BGH v. 16.08.2006: Vorabentscheidungsersuchen, ob die Wertersatzpflicht für die Benutzung der fehlerhaft gelieferten Sache mit Europarecht vereinbar ist


Der BGH (Vorlagebeschluss vom 16.08.2006 - VIII ZR 200/05) hat dem EuGH folgende Frage zur Vorabentscheidung vorgelegt:

   Sind die Bestimmungen des Art. 3 Abs. 2 in Verbindung mit Abs. 3 Satz 1 und Abs. 4 oder des Art. 3 Abs. 3 Satz 3 der Richtlinie 1999/44/EG des Europäischen Parlaments und des Rates vom 25. Mai 1999 zu bestimmten Aspekten des Verbrauchsgüterkaufs und der Garantien für Verbrauchsgüter dahin auszulegen, dass sie einer nationalen gesetzlichen Regelung entgegenstehen, die besagt, dass der Verkäufer im Falle der Herstellung des vertragsgemäßen Zustandes des Verbrauchsgutes durch Ersatzlieferung von dem Verbraucher Wertersatz für die Nutzung des zunächst gelieferten vertragswidrigen Verbrauchsgutes verlangen kann?




Siehe auch Wertersatz und Nutzungsentgelt


Gründe:


"I.

Der Kläger ist ein Verbraucherverband, der in die gemäß § 4 des Unterlassungsklagengesetzes (UKlaG) beim Bundesverwaltungsamt geführte Liste qualifizierter Einrichtungen eingetragen ist. Die Beklagte betreibt ein Versandhandelsunternehmen.

Im Sommer 2002 bestellte die Käuferin S. B. für ihren privaten Gebrauch bei der Beklagten ein sogenanntes "Herd-Set" zum Preis von 524,90 €. Die Ware wurde im August 2002 geliefert. Im Januar 2004 stellte die Käuferin fest, dass sich an der Innenseite des zu dem "Herd-Set" gehörenden Backofens die Emailleschicht abgelöst hatte. Da eine Reparatur des Gerätes nicht möglich war, tauschte die Beklagte den Backofen vereinbarungsgemäß noch im Januar 2004 aus. Das ursprünglich gelieferte Gerät gab die Käuferin an die Beklagte zurück. Für dessen Nutzung verlangte die Beklagte von der Käuferin eine Vergütung in Höhe von zunächst 119,97 €, später 69,97 €. Die Käuferin zahlte diesen Betrag an die Beklagte.

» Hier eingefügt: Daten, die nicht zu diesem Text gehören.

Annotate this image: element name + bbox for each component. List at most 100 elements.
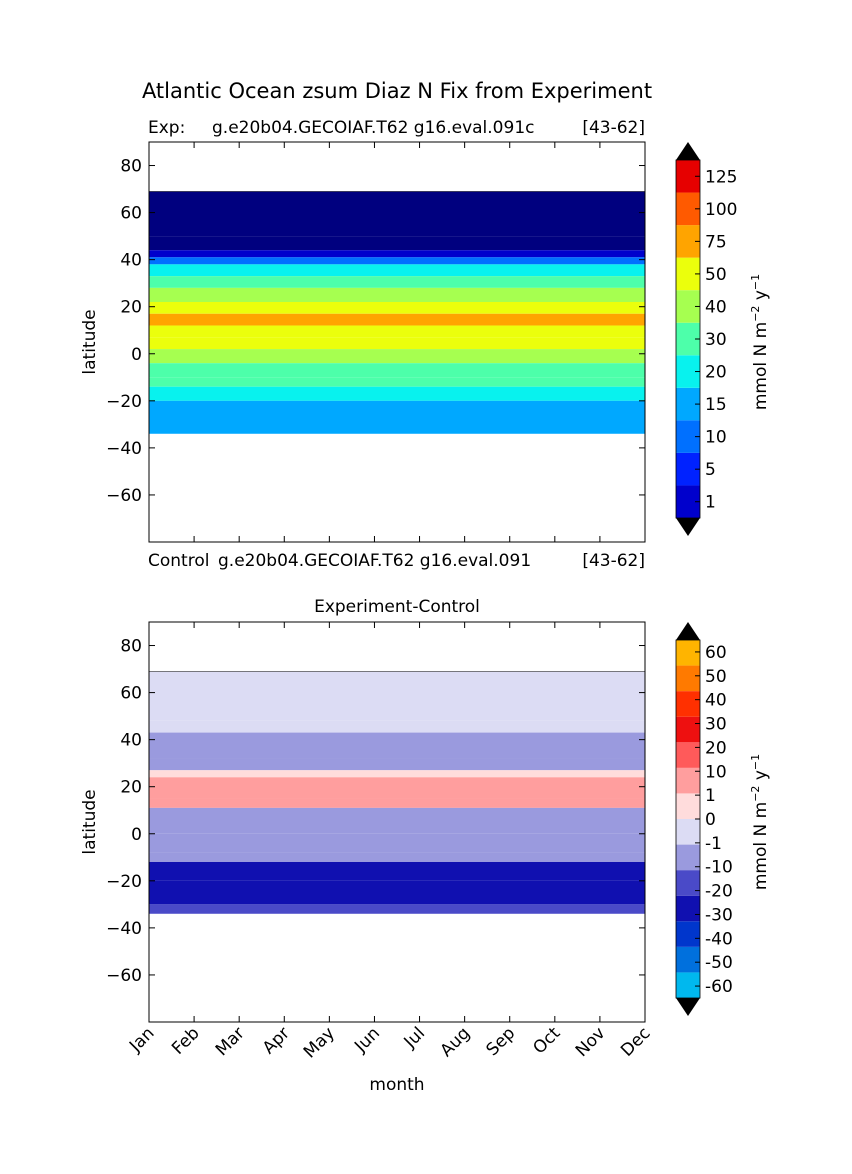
contour-band [149, 777, 645, 799]
colorbar-tick-label: 100 [705, 200, 737, 220]
colorbar-tick-label: -10 [705, 858, 733, 878]
colorbar-tick-label: 15 [705, 395, 727, 415]
y-tick-label: 80 [120, 157, 142, 177]
contour-band [149, 325, 645, 338]
colorbar-tick-label: -30 [705, 905, 733, 925]
difference-axes-frame [148, 621, 646, 1023]
exp-case: g.e20b04.GECOIAF.T62 g16.eval.091c [212, 118, 534, 138]
contour-band [149, 770, 645, 778]
y-tick-label: 0 [131, 825, 142, 845]
colorbar-tick-label: 20 [705, 363, 727, 383]
colorbar-extend-max [676, 622, 700, 640]
difference-panel: 80 60 40 20 0 −20 −40 −60 Jan Feb Mar Apr May Jun Jul… [80, 621, 655, 1095]
difference-y-ticks: 80 60 40 20 0 −20 −40 −60 [106, 637, 645, 986]
colorbar-segment [676, 767, 700, 794]
unit-exp-2: −1 [749, 754, 762, 770]
y-tick-label: 60 [120, 204, 142, 224]
exp-label: Exp: [148, 118, 185, 138]
contour-band [149, 377, 645, 387]
colorbar-tick-label: 75 [705, 232, 727, 252]
colorbar-tick-label: 50 [705, 265, 727, 285]
experiment-colorbar-unit: mmol N m−2 y−1 [749, 274, 771, 410]
unit-exp-1: −2 [749, 306, 762, 322]
contour-band [149, 302, 645, 314]
contour-band [149, 852, 645, 862]
x-tick-label: Jan [125, 1023, 158, 1056]
x-tick-label: Jul [400, 1023, 429, 1052]
experiment-panel: 80 60 40 20 0 −20 −40 −60 latitude [80, 141, 646, 543]
experiment-y-ticks: 80 60 40 20 0 −20 −40 −60 [106, 157, 645, 506]
colorbar-segment [676, 844, 700, 871]
x-tick-label: Nov [572, 1023, 610, 1061]
unit-exp-2: −1 [749, 274, 762, 290]
difference-xlabel: month [369, 1075, 424, 1095]
experiment-axes-frame [148, 141, 646, 543]
contour-band [149, 349, 645, 364]
contour-band [149, 287, 645, 302]
contour-band [149, 732, 645, 759]
x-tick-label: Mar [212, 1023, 249, 1060]
colorbar-tick-label: 50 [705, 667, 727, 687]
contour-band [149, 276, 645, 288]
contour-band [149, 337, 645, 350]
x-tick-label: May [300, 1023, 339, 1062]
colorbar-tick-label: 40 [705, 297, 727, 317]
experiment-x-ticks [148, 142, 646, 542]
x-tick-label: Apr [259, 1023, 294, 1058]
x-tick-label: Aug [437, 1023, 475, 1061]
y-tick-label: 0 [131, 345, 142, 365]
control-years: [43-62] [582, 551, 645, 571]
colorbar-tick-label: 10 [705, 428, 727, 448]
difference-contour-fill [149, 671, 645, 914]
contour-band [149, 386, 645, 401]
colorbar-tick-label: 125 [705, 167, 737, 187]
contour-band [149, 807, 645, 834]
difference-ylabel: latitude [80, 789, 100, 854]
x-tick-label: Jun [350, 1023, 384, 1057]
y-tick-label: −40 [106, 919, 142, 939]
contour-band [149, 257, 645, 265]
colorbar-tick-label: 5 [705, 460, 716, 480]
experiment-contour-fill [149, 191, 645, 434]
y-tick-label: 40 [120, 731, 142, 751]
colorbar-tick-label: -40 [705, 929, 733, 949]
unit-mid: y [751, 290, 771, 305]
y-tick-label: 20 [120, 778, 142, 798]
contour-band [149, 236, 645, 251]
contour-band [149, 862, 645, 881]
colorbar-tick-label: -20 [705, 882, 733, 902]
x-tick-label: Sep [482, 1023, 519, 1060]
colorbar-segment [676, 870, 700, 896]
unit-exp-1: −2 [749, 786, 762, 802]
control-label: Control [148, 551, 209, 571]
contour-band [149, 363, 645, 378]
contour-band [149, 798, 645, 808]
y-tick-label: −60 [106, 486, 142, 506]
colorbar-segment [676, 742, 700, 768]
colorbar-segment [676, 921, 700, 947]
y-tick-label: −20 [106, 872, 142, 892]
colorbar-segment [676, 946, 700, 973]
colorbar-segment [676, 640, 700, 666]
contour-band [149, 720, 645, 733]
contour-band [149, 250, 645, 258]
colorbar-tick-label: 1 [705, 493, 716, 513]
colorbar-segment [676, 793, 700, 819]
unit-mid: y [751, 770, 771, 785]
figure-title: Atlantic Ocean zsum Diaz N Fix from Expe… [142, 79, 652, 103]
colorbar-tick-label: 20 [705, 738, 727, 758]
x-tick-label: Dec [617, 1023, 654, 1060]
contour-band [149, 313, 645, 326]
y-tick-label: 60 [120, 684, 142, 704]
unit-base: mmol N m [751, 802, 771, 890]
colorbar-tick-label: 0 [705, 810, 716, 830]
contour-band [149, 833, 645, 853]
colorbar-tick-label: 10 [705, 762, 727, 782]
colorbar-tick-label: 30 [705, 330, 727, 350]
x-tick-label: Feb [168, 1023, 203, 1058]
contour-band [149, 400, 645, 434]
control-case: g.e20b04.GECOIAF.T62 g16.eval.091 [218, 551, 531, 571]
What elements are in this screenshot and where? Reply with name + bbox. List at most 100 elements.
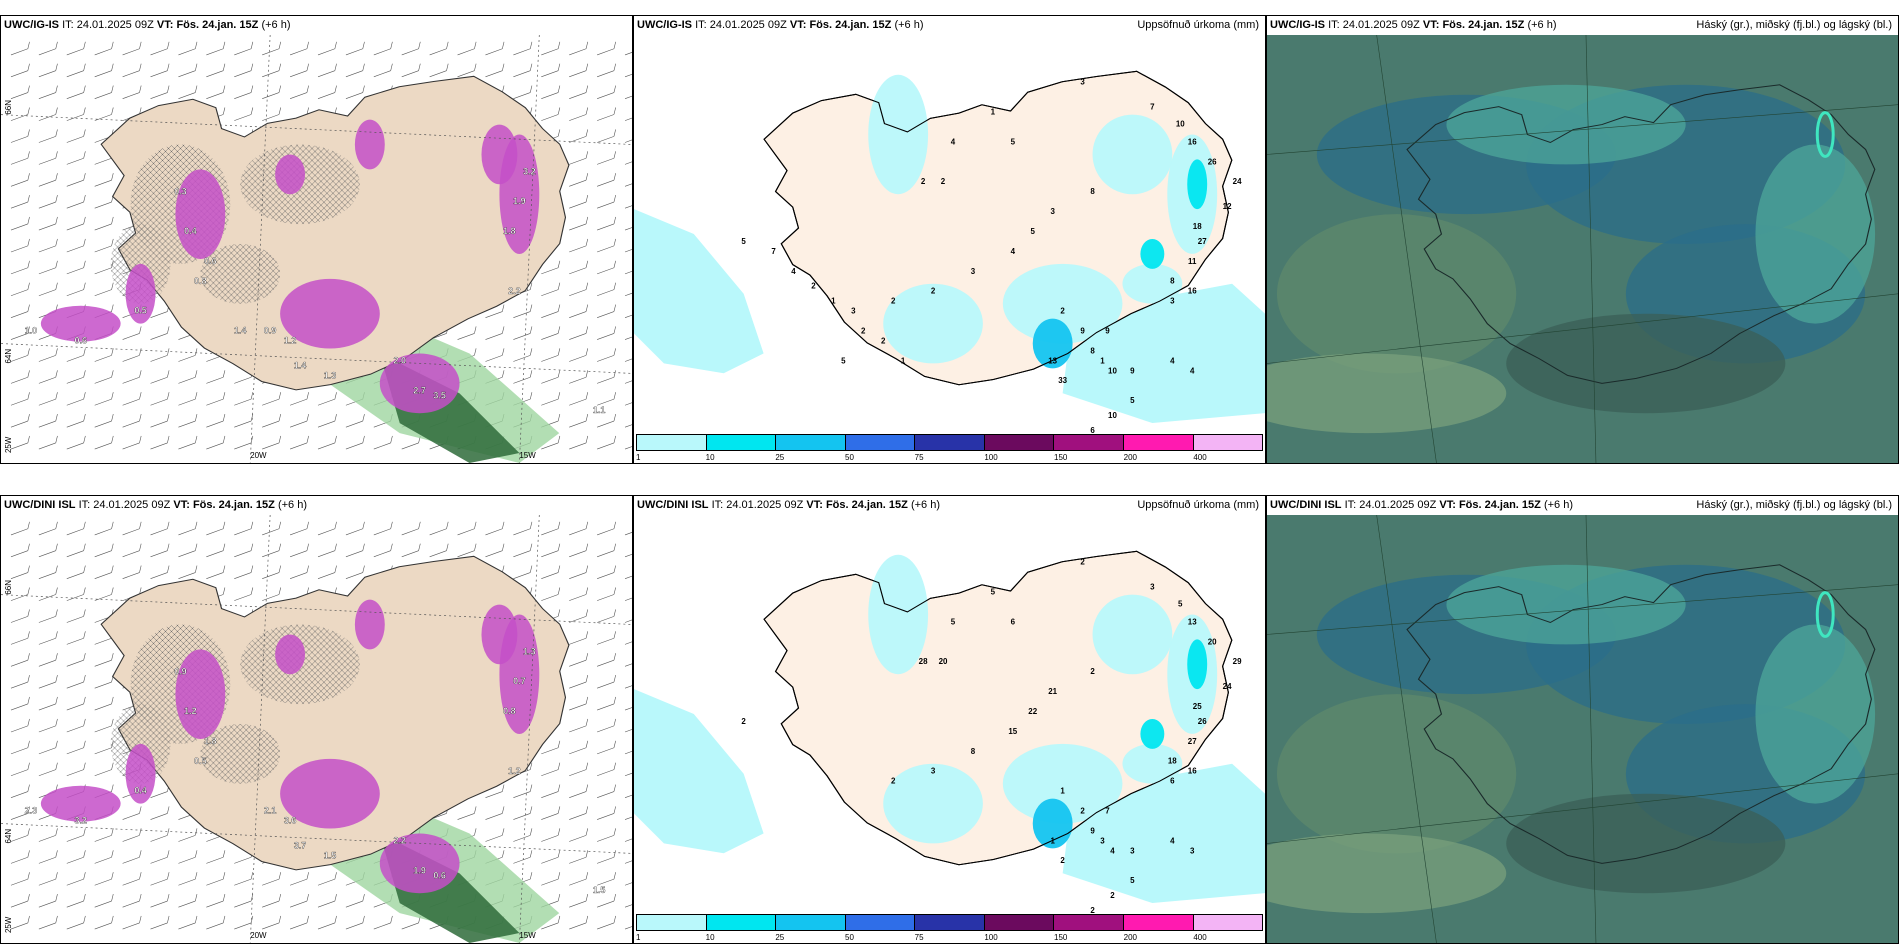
colorbar-tick: 1 — [636, 453, 641, 462]
colorbar-swatch — [706, 435, 777, 450]
wind-map: 0.3 0.4 0.6 0.9 1.2 1.4 1.3 2.0 2.7 3.5 1.9 1.8 3.2 2… — [1, 35, 632, 463]
colorbar-tick: 50 — [845, 933, 854, 942]
wind-value: 0.9 — [264, 326, 276, 336]
precip-value: 26 — [1198, 717, 1207, 726]
precip-value: 10 — [1108, 366, 1117, 375]
panel-precip-bottom: UWC/DINI ISL IT: 24.01.2025 09Z VT: Fös.… — [633, 495, 1266, 944]
coord-label: 25W — [4, 436, 13, 453]
wind-map: 0.9 1.2 1.8 2.1 3.6 3.7 1.5 2.2 1.9 0.6 0.7 0.8 1.3 1… — [1, 515, 632, 943]
precip-value: 2 — [1080, 558, 1085, 567]
wind-value: 1.2 — [508, 766, 520, 776]
precip-value: 3 — [1100, 836, 1105, 845]
cloud-map — [1267, 515, 1898, 943]
colorbar-tick: 100 — [984, 933, 998, 942]
coord-label: 20W — [250, 451, 267, 460]
precip-value: 33 — [1058, 376, 1067, 385]
panel-header: UWC/DINI ISL IT: 24.01.2025 09Z VT: Fös.… — [634, 496, 1265, 515]
precip-value: 2 — [1060, 307, 1065, 316]
precip-value: 3 — [931, 767, 936, 776]
precip-value: 9 — [1105, 327, 1110, 336]
precip-value: 13 — [1188, 617, 1197, 626]
colorbar-tick: 150 — [1054, 933, 1068, 942]
precip-value: 6 — [1090, 426, 1095, 435]
precip-map: 3 7 10 16 26 24 12 18 27 11 8 16 3 1 5 4 2 2 8 3 5 4 3 2 2 9 8 1 2 33… — [634, 35, 1265, 435]
precip-value: 7 — [771, 247, 776, 256]
precip-value: 1 — [1060, 787, 1065, 796]
precip-value: 6 — [1011, 617, 1016, 626]
precip-value: 3 — [851, 307, 856, 316]
wind-value: 1.4 — [294, 360, 306, 370]
colorbar-tick: 50 — [845, 453, 854, 462]
precip-value: 8 — [1170, 277, 1175, 286]
colorbar-swatch — [984, 435, 1055, 450]
precip-value: 9 — [1080, 327, 1085, 336]
colorbar-swatch — [1054, 435, 1124, 450]
precip-value: 4 — [1170, 836, 1175, 845]
wind-value: 0.4 — [134, 786, 146, 796]
colorbar — [636, 434, 1263, 451]
wind-value: 0.4 — [184, 226, 196, 236]
precip-value: 2 — [1060, 856, 1065, 865]
colorbar-tick: 200 — [1123, 453, 1138, 462]
panel-header: UWC/DINI ISL IT: 24.01.2025 09Z VT: Fös.… — [4, 499, 307, 511]
precip-value: 10 — [1176, 120, 1185, 129]
colorbar-tick: 10 — [705, 933, 715, 942]
precip-value: 21 — [1048, 687, 1057, 696]
panel-header: UWC/IG-IS IT: 24.01.2025 09Z VT: Fös. 24… — [4, 19, 291, 31]
panel-header: UWC/IG-IS IT: 24.01.2025 09Z VT: Fös. 24… — [634, 16, 1265, 35]
coord-label: 25W — [4, 916, 13, 933]
colorbar-ticks: 1 10 25 50 75 100 150 200 400 — [636, 452, 1263, 463]
wind-value: 2.0 — [394, 355, 406, 365]
precip-value: 2 — [931, 287, 936, 296]
precip-value: 8 — [1090, 187, 1095, 196]
wind-value: 0.7 — [513, 676, 525, 686]
precip-value: 5 — [991, 588, 996, 597]
panel-wind-top: UWC/IG-IS IT: 24.01.2025 09Z VT: Fös. 24… — [0, 15, 633, 464]
precip-value: 8 — [971, 747, 976, 756]
wind-value: 1.2 — [284, 336, 296, 346]
precip-value: 16 — [1188, 767, 1197, 776]
wind-value: 0.6 — [204, 256, 216, 266]
wind-value: 3.5 — [433, 390, 445, 400]
wind-value: 2.3 — [25, 806, 37, 816]
wind-value: 1.8 — [204, 736, 216, 746]
precip-value: 5 — [1130, 396, 1135, 405]
precip-value: 6 — [1170, 777, 1175, 786]
wind-value: 2.2 — [508, 286, 520, 296]
precip-value: 4 — [1011, 247, 1016, 256]
colorbar-swatch — [915, 915, 985, 930]
colorbar-swatch — [637, 435, 707, 450]
precip-value: 12 — [1223, 202, 1232, 211]
coord-label: 66N — [4, 100, 13, 115]
precip-value: 25 — [1193, 702, 1202, 711]
colorbar-swatch — [637, 915, 707, 930]
panel-wind-bottom: UWC/DINI ISL IT: 24.01.2025 09Z VT: Fös.… — [0, 495, 633, 944]
precip-value: 4 — [1170, 356, 1175, 365]
colorbar-swatch — [776, 915, 846, 930]
precip-value: 2 — [921, 177, 926, 186]
wind-value: 1.9 — [513, 196, 525, 206]
precip-value: 3 — [971, 267, 976, 276]
precip-value: 5 — [1130, 876, 1135, 885]
precip-value: 16 — [1188, 287, 1197, 296]
cloud-title: Háský (gr.), miðský (fj.bl.) og lágský (… — [1696, 499, 1892, 511]
precip-value: 3 — [1130, 846, 1135, 855]
precip-value: 20 — [1208, 637, 1217, 646]
precip-map: 2 3 5 13 20 29 24 25 26 27 18 16 6 5 6 5 20 28 2 21 22 15 8 3 2 2… — [634, 515, 1265, 915]
wind-value: 3.7 — [294, 840, 306, 850]
precip-value: 3 — [1050, 207, 1055, 216]
colorbar-swatch — [915, 435, 985, 450]
wind-value: 1.1 — [593, 405, 605, 415]
wind-value: 0.6 — [75, 336, 87, 346]
panel-precip-top: UWC/IG-IS IT: 24.01.2025 09Z VT: Fös. 24… — [633, 15, 1266, 464]
wind-value: 3.2 — [523, 166, 535, 176]
precip-value: 8 — [1090, 346, 1095, 355]
precip-value: 2 — [891, 297, 896, 306]
colorbar-tick: 200 — [1123, 933, 1138, 942]
precip-value: 4 — [791, 267, 796, 276]
precip-value: 20 — [939, 657, 948, 666]
precip-value: 24 — [1233, 177, 1242, 186]
wind-value: 1.9 — [413, 865, 425, 875]
precip-value: 4 — [951, 137, 956, 146]
panel-header: UWC/DINI ISL IT: 24.01.2025 09Z VT: Fös.… — [1267, 496, 1898, 515]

Gestützt auf eine entsprechende Ermächtigung durch die Käuferin verlangt der Kläger Rückzahlung dieses Betrages in Höhe von 67,86 € nebst Zinsen. Daneben hat er, soweit im Revisionsverfahren noch von Interesse, beantragt, die Beklagte zu verurteilen, es zu unterlassen, Verbrauchern im Falle der Ersatzlieferung Beträge für die Nutzung der mangelhaften Ware in Rechnung zu stellen.

Das Landgericht (NJW 2005, 2560) hat dem Zahlungsantrag stattgegeben und die Klage im Übrigen abgewiesen. Das Oberlandesgericht, dessen Entscheidung in NJW 2005, 3000 veröffentlicht ist, hat die Berufung der Beklagten und hinsichtlich des vorbezeichneten Unterlassungsantrags auch die Berufung des Klägers zurückgewiesen und die Revision zugelassen. Die Beklagte erstrebt mit ihrer Revision die Abweisung der Zahlungsklage. Der Kläger verfolgt mit seiner Revision den vorbezeichneten Unterlassungsanspruch weiter.


II.

Das Berufungsgericht hat, soweit für das Revisionsverfahren noch von Interesse, zur Begründung seiner Entscheidung im Wesentlichen ausgeführt:

Die Zahlung einer Nutzungsentschädigung sei ohne Rechtsgrund erfolgt und könne daher nach § 812 Abs. 1 BGB zurückgefordert werden. Aus der Verweisung des § 439 Abs. 4 BGB auf § 346 Abs. 1 BGB könne die Beklagte keinen Anspruch auf Nutzungsentschädigung herleiten. Die Vorschrift des § 439 Abs. 4 BGB enthalte keine Rechtsfolgenverweisung auf § 346 Abs. 1, 2. Alt. BGB (Herausgabe von tatsächlich gezogenen Nutzungen). Die Begründung des Gesetzgebers für eine Verpflichtung des Käufers, im Falle der Ersatzlieferung eine Nutzungsentschädigung zu zahlen, überzeuge nicht. Es sei nichtgerechtfertigt, im Falle einer Ersatzlieferung alle aus dem Rücktritt resultierenden Rechtsfolgen anzuwenden. Zwar habe der Käufer bei der Ersatzlieferung dadurch einen Vorteil, dass er anstelle der ursprünglichen Sache nun eine neue ungebrauchte Sache mit einer neuen Gewährleistungsfrist erhalte und grundsätzlich mit einer längeren Lebensdauer der Ware rechnen könne. Dem Verkäufer bleibe als Nachteil eine unverkäufliche, weil mangelbehaftete Sache, allerdings behalte er den vollen Kaufpreis und damit den eigentlichen Gewinn. Im Falle des Rücktritts stelle sich die Situation für den Verkäufer deutlich ungünstiger dar. Er müsse nicht nur die mangelhafte Ware behalten, sondern zusätzlich noch den im Kaufpreis enthaltenen Gewinn herausgeben. Demgegenüber erhalte der Käufer den vollen Kaufpreis zurück und könne sich von seinem Vertragspartner lösen. Nur in diesem Fall sei es interessengerecht, wenn der Käufer eine Nutzungsentschädigung zahle.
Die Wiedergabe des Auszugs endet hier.